Academic honesty is the behavior that demonstrates a student’s integrity and respect in all aspects of learning. Work and information presented should be the work of the student, produced through directed and focused efforts of the student. Academic dishonesty minimizes the ability of the student to be an engaged learner. Students should demonstrate growth through the completion of their own work without seeking unfair advantage(s) over others.
Cheating
Cheating is the use or attempted use of unauthorized materials, information, or study aides. It is an act of deceit by which a student attempts to give the appearance of a level of knowledge or skill that the student has not yet obtained.
Examples may include, but are not limited to:
- Altering exams after completion.
- Sharing information before, during, or after an exam.
- Sharing worksheets, copying the work of another student.
- Colluding: working with others without the direct approval of the instructor.
- Falsely accepting credit that has not been earned.
- Plagiarizing: intentional or negligent submission of ideas or work that is not that of the presenter.
- Using Cliff Notes, Chat GPT, AI, or other sources to replace reading assignments.
- Inappropriate or unauthorized use of apps, the internet, or other online resources.
- Fostering cheating to promote or allow another to cheat.
Plagiarism
Plagiarism is the intentional or negligent submission of ideas or work that is not that of the presenter. This can occur in verbal, artistic, and written work. All Kearns High School teachers have access to and are encouraged to utilize Turnitin.com. This website (or others they may use) allows teachers to upload student work in order to check for plagiarism.

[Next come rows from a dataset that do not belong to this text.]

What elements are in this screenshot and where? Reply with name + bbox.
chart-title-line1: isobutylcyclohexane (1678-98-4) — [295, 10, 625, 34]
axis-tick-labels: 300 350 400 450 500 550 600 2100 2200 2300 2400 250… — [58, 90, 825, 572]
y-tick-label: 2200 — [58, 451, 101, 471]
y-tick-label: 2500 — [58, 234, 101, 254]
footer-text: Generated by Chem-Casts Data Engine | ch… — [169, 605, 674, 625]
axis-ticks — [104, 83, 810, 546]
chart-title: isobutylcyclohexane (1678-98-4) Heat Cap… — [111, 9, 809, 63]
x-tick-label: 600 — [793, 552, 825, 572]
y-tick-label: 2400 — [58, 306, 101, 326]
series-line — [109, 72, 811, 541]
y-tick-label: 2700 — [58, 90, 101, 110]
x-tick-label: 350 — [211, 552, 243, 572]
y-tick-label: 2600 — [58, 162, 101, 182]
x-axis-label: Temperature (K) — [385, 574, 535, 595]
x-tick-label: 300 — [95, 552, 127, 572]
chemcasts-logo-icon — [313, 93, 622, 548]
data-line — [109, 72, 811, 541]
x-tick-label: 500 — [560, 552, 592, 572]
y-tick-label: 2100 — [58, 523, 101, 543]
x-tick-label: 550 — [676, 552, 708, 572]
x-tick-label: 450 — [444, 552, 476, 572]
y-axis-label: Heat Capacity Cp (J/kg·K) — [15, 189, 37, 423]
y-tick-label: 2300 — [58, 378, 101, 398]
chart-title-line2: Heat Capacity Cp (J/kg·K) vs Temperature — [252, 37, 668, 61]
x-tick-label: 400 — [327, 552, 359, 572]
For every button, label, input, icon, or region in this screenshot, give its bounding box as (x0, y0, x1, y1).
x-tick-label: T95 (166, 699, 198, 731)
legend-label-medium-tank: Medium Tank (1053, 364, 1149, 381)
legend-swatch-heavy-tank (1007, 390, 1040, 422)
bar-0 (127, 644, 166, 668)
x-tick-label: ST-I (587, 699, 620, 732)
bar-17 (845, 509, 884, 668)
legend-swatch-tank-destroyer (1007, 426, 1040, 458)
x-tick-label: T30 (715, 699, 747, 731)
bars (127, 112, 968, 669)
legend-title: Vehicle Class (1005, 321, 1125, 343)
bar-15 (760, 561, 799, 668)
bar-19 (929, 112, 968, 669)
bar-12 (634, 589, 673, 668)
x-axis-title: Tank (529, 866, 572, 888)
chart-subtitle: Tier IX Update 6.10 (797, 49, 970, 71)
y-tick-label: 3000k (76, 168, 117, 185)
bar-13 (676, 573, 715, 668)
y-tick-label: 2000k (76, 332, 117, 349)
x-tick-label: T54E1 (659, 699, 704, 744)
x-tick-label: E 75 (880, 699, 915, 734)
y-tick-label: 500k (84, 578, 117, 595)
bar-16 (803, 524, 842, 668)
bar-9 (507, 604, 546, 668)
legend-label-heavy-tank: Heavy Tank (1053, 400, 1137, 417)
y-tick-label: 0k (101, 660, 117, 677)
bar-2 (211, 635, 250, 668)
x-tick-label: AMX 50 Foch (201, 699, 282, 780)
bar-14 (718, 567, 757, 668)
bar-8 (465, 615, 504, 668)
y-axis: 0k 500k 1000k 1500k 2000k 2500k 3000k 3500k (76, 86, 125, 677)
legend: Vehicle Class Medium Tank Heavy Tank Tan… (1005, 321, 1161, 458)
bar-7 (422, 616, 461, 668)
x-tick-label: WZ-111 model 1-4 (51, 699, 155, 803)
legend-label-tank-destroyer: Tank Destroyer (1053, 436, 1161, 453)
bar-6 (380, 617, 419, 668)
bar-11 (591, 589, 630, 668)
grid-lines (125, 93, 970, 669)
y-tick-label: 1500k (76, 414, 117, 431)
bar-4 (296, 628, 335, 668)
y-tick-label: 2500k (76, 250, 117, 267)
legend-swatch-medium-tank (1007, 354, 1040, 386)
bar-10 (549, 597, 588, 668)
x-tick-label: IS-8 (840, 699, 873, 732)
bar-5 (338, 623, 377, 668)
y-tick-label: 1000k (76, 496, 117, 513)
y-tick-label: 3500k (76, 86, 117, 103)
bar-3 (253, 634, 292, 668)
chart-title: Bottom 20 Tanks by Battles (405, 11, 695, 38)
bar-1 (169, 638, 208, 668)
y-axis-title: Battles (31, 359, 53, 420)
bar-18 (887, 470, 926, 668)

Examples may include, but are not limited to:
- Copying word for word from a published work or others’ homework.
- Using ideas without citing or giving proper credit.
- Citing your source, but using it word for word without quotations.
- Borrowing all or part of another student’s paper or using someone else’s outline to write your own paper.
- Reproducing any work (published articles, chapters of books, papers, notes, labs) from a friend or file.
Consequences of Violations with Academic Honesty
Staff members will explicitly explain what is considered academic honesty with each class. Students who violate this will receive the following consequences:
- First Violation: The student will receive a zero on the assessment/assignment. The student will receive a chance to reassess on the standard. The reassessment will be subject to the individual teacher’s policy. The violation will be documented in Educator’s Handbook as an office referral and a parent/guardian will be contacted.
- Second Violation: The student will be suspended from school.
- Subsequent Offense(s): The student will be suspended, a parent will be contacted, and the student will be removed from that class for the remainder of the semester.